Find Paying Customers Before You Write a Line of Code
The most expensive mistake in bootstrapping is building something nobody will pay for. It is expensive not only in wasted development time but in the psychological cost of discovering the problem after the product exists and the launch has been announced. The antidote is to sell before you build.
This is not a new idea. But it remains underused because it requires founders to have uncomfortable conversations with strangers at a moment when they have very little to show. Showing a deck or a Figma mockup and asking someone to commit money to it feels premature. It is also exactly the right signal to collect.
The mechanics are simple. Identify the specific person who has the problem your product will solve. Not the type of person — the actual individual, or the closest proxy to them you can reach. Describe the problem. Describe the solution in plain language, without the product existing. Ask whether, if this solution existed and worked as described, they would pay for it and at what price. Then ask them to pay a deposit or commit in writing.

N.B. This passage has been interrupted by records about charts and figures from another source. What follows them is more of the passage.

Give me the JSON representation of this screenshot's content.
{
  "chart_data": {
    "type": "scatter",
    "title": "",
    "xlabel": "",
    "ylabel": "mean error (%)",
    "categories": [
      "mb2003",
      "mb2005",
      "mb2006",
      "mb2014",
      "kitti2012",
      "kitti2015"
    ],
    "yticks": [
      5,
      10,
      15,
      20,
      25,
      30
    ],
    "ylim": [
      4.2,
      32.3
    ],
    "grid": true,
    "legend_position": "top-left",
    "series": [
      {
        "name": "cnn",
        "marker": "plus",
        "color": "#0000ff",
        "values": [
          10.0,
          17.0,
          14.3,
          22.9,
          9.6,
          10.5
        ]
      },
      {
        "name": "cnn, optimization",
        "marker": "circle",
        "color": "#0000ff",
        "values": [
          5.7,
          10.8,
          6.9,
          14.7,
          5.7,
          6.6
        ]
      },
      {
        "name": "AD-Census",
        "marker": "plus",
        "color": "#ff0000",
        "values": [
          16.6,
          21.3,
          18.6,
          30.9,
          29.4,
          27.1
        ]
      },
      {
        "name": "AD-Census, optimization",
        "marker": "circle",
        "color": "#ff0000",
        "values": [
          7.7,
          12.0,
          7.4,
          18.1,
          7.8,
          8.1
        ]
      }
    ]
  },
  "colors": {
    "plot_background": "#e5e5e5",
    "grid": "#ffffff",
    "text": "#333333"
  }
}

The conversation will teach you several things that no amount of building will. You will learn whether the problem is real or theoretical — people who have a painful problem speak about it with specificity; people who do not have it respond with vague enthusiasm. You will learn whether your framing of the solution is comprehensible. You will learn what objections exist before you have committed months of work to a product that cannot answer those objections.
Pre-sales are also a bootstrapping mechanism in the most literal sense. Money collected before the product is built is money that funds building it. This is particularly effective in B2B markets, where buyers are accustomed to purchasing software that is roadmapped, not yet fully shipped. An enterprise that will pay $50,000 for a solution to a real operations problem is not waiting for a polished app store listing — they are waiting for someone to take the problem seriously.
The failure mode of pre-sales is collecting soft interest and treating it as validation. Soft interest — “yeah, that sounds interesting, keep me posted” — is nearly worthless. What validates the idea is money changing hands, or a signed letter of intent, or a very specific commitment from someone with authority to buy. Everything short of that is noise.
Start with the customer. Build toward them. The code is the last part.